After lagging the 'Magnificent Seven' all year, Amazon has an opportunity to prove to investors that its investments in AWS and AI are finally paying off.
Amazon.com Inc.'s earnings report on Thursday could be the catalyst the stock needs to shake off its reputation as an artificial-intelligence laggard.
Shares of Amazon are up 4% this year, the worst performer among the "Magnificent Seven" tech stocks. Investors have remained unconvinced thus far that the company can meaningfully reaccelerate its Amazon Web Services growth after AWS growth in the June quarter came in at 17.5%.
However, analysts are doubling down on their bullish stance on the stock going into Thursday's earnings announcement. On Tuesday, UBS analyst Stephen Ju raised his price target to $279 from $271 and reiterated his buy rating.
Many of the benefits of Amazon's capital expenditures in AWS, e-commerce, advertising and its satellite initiative Project Kuiper haven't yet been realized, Ju wrote in a Tuesday note, calling the stock "a coiled spring."
Analysts polled by FactSet anticipate $177.9 billion in revenue and earnings of $1.57 per share for the third quarter.
The earnings report follows a flurry of corporate news from Amazon, including a recent AWS outage and the company's announcement this week that it would cut 14,000 corporate jobs.
But most importantly, the Thursday earnings call will shed light on the performance of Amazon's cloud-computing business. Bernstein analyst Mark Shmulik wrote in a note last week that he expects a "strong visible acceleration for AWS" by the end of the year. AWS could reach over 20% growth by early 2026, Shmulik added.
The third quarter could be an opportunity for Amazon's AI revenue to show up more meaningfully, leading to higher estimates for operating profit and free cash flow, Ju wrote.
Amazon should be aided by its data-center initiative Project Rainier coming online in the second half of 2025, alleviating capacity concerns. Cloud companies in general have been struggling to meet robust AI demand because they don't have enough capacity.
The earnings call will also offer Amazon an opportunity to address the recent news of Alphabet Inc.'s agreement to provide Anthropic with access to its custom tensor processing units. Amazon is Anthropic's primary cloud provider, and the deal has led to speculation about the status of the relationship between the two companies.
According to FactSet consensus, analysts expect AWS to post 18.1% growth for the third quarter.
Although investors will be primarily focused on the AWS segment, other parts of Amazon's business have potential for upside as well.
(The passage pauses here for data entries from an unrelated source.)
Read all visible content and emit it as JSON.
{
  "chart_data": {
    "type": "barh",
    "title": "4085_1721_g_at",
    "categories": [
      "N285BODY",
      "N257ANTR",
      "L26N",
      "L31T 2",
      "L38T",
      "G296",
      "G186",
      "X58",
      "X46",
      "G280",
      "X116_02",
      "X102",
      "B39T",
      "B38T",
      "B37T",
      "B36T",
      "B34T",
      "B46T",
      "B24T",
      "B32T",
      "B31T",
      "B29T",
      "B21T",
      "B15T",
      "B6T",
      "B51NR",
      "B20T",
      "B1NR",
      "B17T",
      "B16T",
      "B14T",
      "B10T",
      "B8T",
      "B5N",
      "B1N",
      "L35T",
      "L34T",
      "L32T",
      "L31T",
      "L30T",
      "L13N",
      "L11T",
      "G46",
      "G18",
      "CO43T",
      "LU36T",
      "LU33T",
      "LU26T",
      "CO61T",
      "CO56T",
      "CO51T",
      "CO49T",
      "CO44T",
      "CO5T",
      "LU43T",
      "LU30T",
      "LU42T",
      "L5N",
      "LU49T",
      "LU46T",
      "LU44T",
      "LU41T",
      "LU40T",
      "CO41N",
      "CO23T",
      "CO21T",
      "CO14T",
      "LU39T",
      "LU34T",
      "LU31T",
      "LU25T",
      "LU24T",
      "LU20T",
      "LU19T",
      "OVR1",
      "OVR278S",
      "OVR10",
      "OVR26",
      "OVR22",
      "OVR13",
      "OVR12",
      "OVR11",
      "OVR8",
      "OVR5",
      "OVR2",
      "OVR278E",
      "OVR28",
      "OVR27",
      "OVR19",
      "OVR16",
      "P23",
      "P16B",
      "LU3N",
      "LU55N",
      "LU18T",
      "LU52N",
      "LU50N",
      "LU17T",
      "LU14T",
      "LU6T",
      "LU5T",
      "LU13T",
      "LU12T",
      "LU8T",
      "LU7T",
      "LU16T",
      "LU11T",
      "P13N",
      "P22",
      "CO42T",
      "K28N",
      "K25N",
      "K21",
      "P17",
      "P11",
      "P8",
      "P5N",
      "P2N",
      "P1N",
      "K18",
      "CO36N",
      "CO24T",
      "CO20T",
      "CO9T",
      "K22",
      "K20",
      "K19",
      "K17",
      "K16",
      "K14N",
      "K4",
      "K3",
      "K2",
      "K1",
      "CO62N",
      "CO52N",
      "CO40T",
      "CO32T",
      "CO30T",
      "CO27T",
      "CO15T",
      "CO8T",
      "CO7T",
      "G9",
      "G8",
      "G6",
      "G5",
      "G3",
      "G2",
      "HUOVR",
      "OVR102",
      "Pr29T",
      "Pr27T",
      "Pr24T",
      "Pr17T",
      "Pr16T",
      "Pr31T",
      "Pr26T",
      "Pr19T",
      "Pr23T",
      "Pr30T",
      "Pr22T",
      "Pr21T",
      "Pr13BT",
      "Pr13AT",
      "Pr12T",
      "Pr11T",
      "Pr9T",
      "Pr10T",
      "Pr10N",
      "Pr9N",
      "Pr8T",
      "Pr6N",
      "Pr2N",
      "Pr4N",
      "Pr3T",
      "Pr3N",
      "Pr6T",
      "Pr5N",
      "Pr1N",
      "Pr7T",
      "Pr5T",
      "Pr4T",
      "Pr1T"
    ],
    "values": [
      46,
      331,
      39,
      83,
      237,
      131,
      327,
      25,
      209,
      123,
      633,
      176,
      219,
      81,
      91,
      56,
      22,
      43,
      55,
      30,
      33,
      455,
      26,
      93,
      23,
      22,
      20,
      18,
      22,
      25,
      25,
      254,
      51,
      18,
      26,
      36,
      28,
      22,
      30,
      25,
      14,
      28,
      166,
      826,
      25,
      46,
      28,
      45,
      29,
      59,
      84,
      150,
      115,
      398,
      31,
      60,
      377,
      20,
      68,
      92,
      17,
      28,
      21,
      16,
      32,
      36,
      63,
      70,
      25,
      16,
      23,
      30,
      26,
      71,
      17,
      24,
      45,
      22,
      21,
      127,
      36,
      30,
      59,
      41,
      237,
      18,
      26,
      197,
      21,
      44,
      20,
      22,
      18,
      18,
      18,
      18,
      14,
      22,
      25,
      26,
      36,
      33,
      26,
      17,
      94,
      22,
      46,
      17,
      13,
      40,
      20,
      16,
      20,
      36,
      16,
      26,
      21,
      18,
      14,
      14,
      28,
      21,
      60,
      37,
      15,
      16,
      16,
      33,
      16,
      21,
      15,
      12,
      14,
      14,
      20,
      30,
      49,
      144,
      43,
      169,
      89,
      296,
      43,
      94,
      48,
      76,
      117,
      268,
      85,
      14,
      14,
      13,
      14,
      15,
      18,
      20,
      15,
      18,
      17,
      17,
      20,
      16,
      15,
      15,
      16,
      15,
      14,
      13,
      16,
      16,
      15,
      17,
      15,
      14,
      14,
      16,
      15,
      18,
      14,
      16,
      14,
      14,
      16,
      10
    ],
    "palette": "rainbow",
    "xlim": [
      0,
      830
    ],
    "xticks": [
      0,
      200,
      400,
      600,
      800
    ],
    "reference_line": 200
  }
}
Amazon's high-margin advertising business has been growing at a rapid clip. UBS's industry checks suggest that companies are increasing their advertising budgets for Amazon, and Ju sees opportunity for ad expectations to rise in the second half of 2025.
The company's e-commerce business is also improving its economics and margins. Enhancements in delivery and fulfillment logistics have helped Amazon's same-day grocery delivery offerings, and the company has announced plans to provide the service to over 4,000 smaller cities and towns in the U.S. by the end of the year.
Additionally, consumer spending has been fairly resilient in the face of tariff headlines, which is a positive signal for Amazon, according to Melissa Otto, head of research at S&P Global Visible Alpha.
"The way the company guides and what color they give around holiday spending will be very important," Otto told MarketWatch.
Ju anticipates "some noise" in the third-quarter results due to Amazon's recent $2.5 billion settlement with the Federal Trade Commission over its Prime subscription practices. The settlement could also result in lower-than-expected guidance for operating income in the fourth quarter.